A team of scientists have done just that and have found a black hole housed in an elliptical galaxy 73 million light-years away to weighing as much as 660 million suns! Scientists determined the speed of orbiting gas around the galaxy in order to estimate the weight of the black hole within an error of just 10 percent. ALMA was used to measure radio signals from carbon monoxide molecules as these molecules emit signals that can be easily discerned.

"This observation demonstrates ALMA's powerful capability to determine the masses of supermassive black holes by resolving gas kinematics on small angular scales in galaxy nuclei," researches wrote in The Astrophysical Journal Letters. The speed of the dust cloud orbiting the galaxy was found to be 1.1 million mph!

"The ubiquity of black holes is one indicator of the profound influence that they have on the formation of the galaxies in which they live," said one of the study's authors Andrew J. Baker.

"The black hole at the center of the Milky Way, which is the biggest one in our own galaxy, is many thousands of light years away from us," he said. "We're not going to get sucked in."

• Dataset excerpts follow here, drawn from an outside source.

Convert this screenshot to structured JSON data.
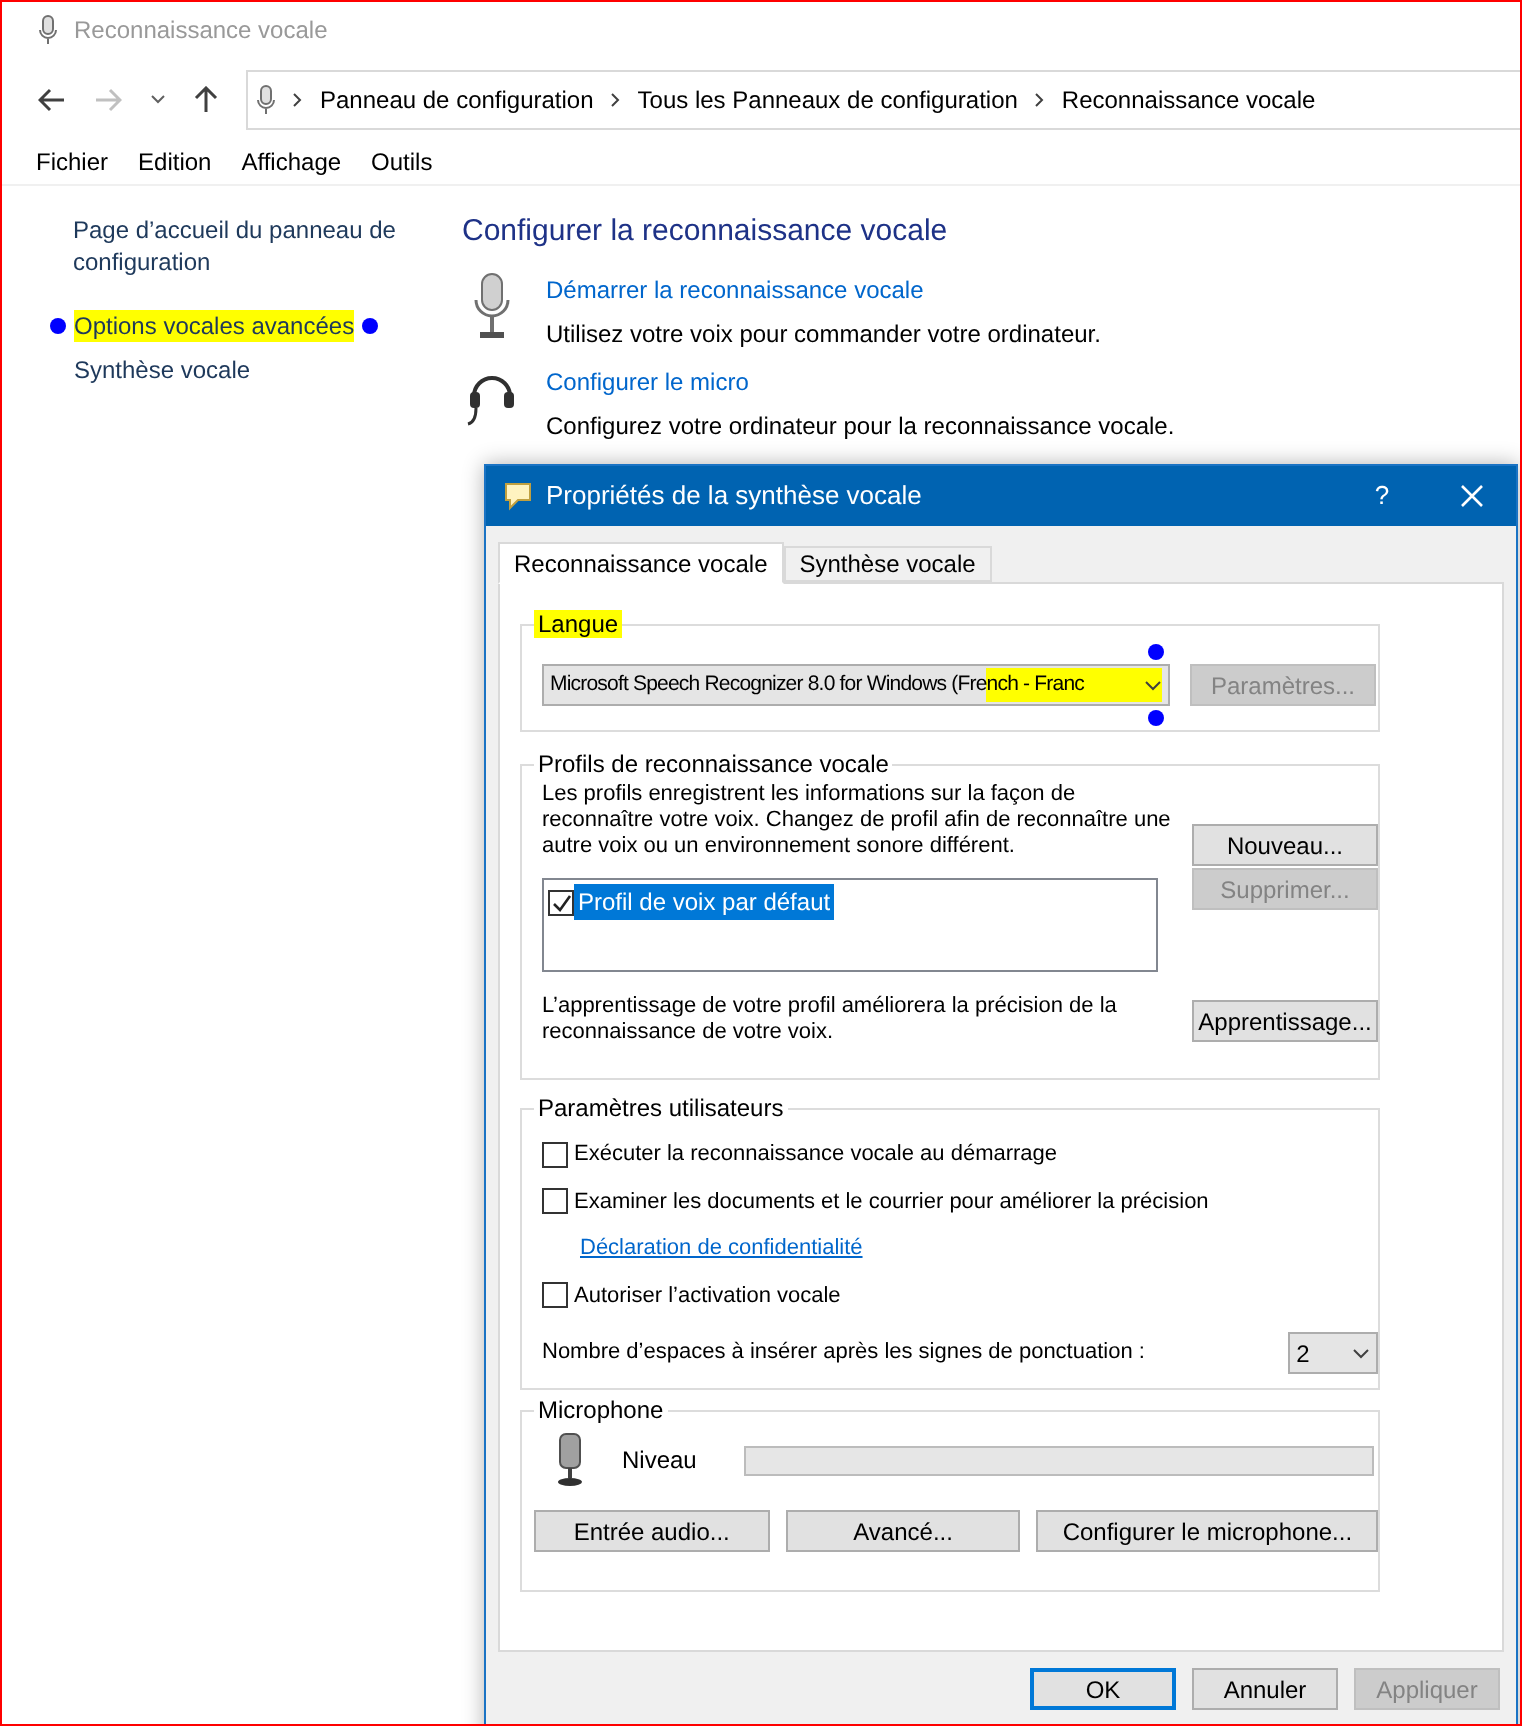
{
  "window": {
    "title": "Reconnaissance vocale"
  },
  "address_bar": {
    "segments": [
      "Panneau de configuration",
      "Tous les Panneaux de configuration",
      "Reconnaissance vocale"
    ]
  },
  "menu": [
    "Fichier",
    "Edition",
    "Affichage",
    "Outils"
  ],
  "sidebar": {
    "items": [
      {
        "label": "Page d’accueil du panneau de configuration",
        "highlighted": false
      },
      {
        "label": "Options vocales avancées",
        "highlighted": true
      },
      {
        "label": "Synthèse vocale",
        "highlighted": false
      }
    ]
  },
  "main": {
    "heading": "Configurer la reconnaissance vocale",
    "tasks": [
      {
        "kind": "microphone",
        "link": "Démarrer la reconnaissance vocale",
        "description": "Utilisez votre voix pour commander votre ordinateur."
      },
      {
        "kind": "headset",
        "link": "Configurer le micro",
        "description": "Configurez votre ordinateur pour la reconnaissance vocale."
      }
    ]
  },
  "dialog": {
    "title": "Propriétés de la synthèse vocale",
    "help": "?",
    "tabs": [
      {
        "label": "Reconnaissance vocale",
        "selected": true
      },
      {
        "label": "Synthèse vocale",
        "selected": false
      }
    ],
    "language": {
      "title": "Langue",
      "highlighted": true,
      "dropdown": {
        "value": "Microsoft Speech Recognizer 8.0 for Windows (French - Franc",
        "highlighted": true
      },
      "settings_button": {
        "label": "Paramètres...",
        "disabled": true
      }
    },
    "profiles": {
      "title": "Profils de reconnaissance vocale",
      "description": "Les profils enregistrent les informations sur la façon de reconnaître votre voix. Changez de profil afin de reconnaître une autre voix ou un environnement sonore différent.",
      "new_button": {
        "label": "Nouveau...",
        "disabled": false
      },
      "items": [
        {
          "label": "Profil de voix par défaut",
          "checked": true,
          "selected": true
        }
      ],
      "delete_button": {
        "label": "Supprimer...",
        "disabled": true
      },
      "training_text": "L’apprentissage de votre profil améliorera la précision de la reconnaissance de votre voix.",
      "training_button": {
        "label": "Apprentissage...",
        "disabled": false
      }
    },
    "user_settings": {
      "title": "Paramètres utilisateurs",
      "options": [
        {
          "kind": "checkbox",
          "label": "Exécuter la reconnaissance vocale au démarrage",
          "checked": false
        },
        {
          "kind": "checkbox",
          "label": "Examiner les documents et le courrier pour améliorer la précision",
          "checked": false
        },
        {
          "kind": "link",
          "label": "Déclaration de confidentialité"
        },
        {
          "kind": "checkbox",
          "label": "Autoriser l’activation vocale",
          "checked": false
        }
      ],
      "spacing": {
        "label": "Nombre d’espaces à insérer après les signes de ponctuation :",
        "value": "2"
      }
    },
    "microphone": {
      "title": "Microphone",
      "level_label": "Niveau",
      "level": 0,
      "buttons": [
        "Entrée audio...",
        "Avancé...",
        "Configurer le microphone..."
      ]
    },
    "footer": [
      {
        "label": "OK",
        "default": true,
        "disabled": false
      },
      {
        "label": "Annuler",
        "default": false,
        "disabled": false
      },
      {
        "label": "Appliquer",
        "default": false,
        "disabled": true
      }
    ]
  }
}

A black hole is formed after a star's demise causes a severe implosion of matter under gravity, under set conditions including mass of the dying star. Once formed, a black hole does not let anything, including light, escape its gravitational pull. While hotly debated, most physicists accept that matter that crosses over the 'event horizon' of the black hole will tend to sucked into supermassive, infinitely dense but singular core of black hole.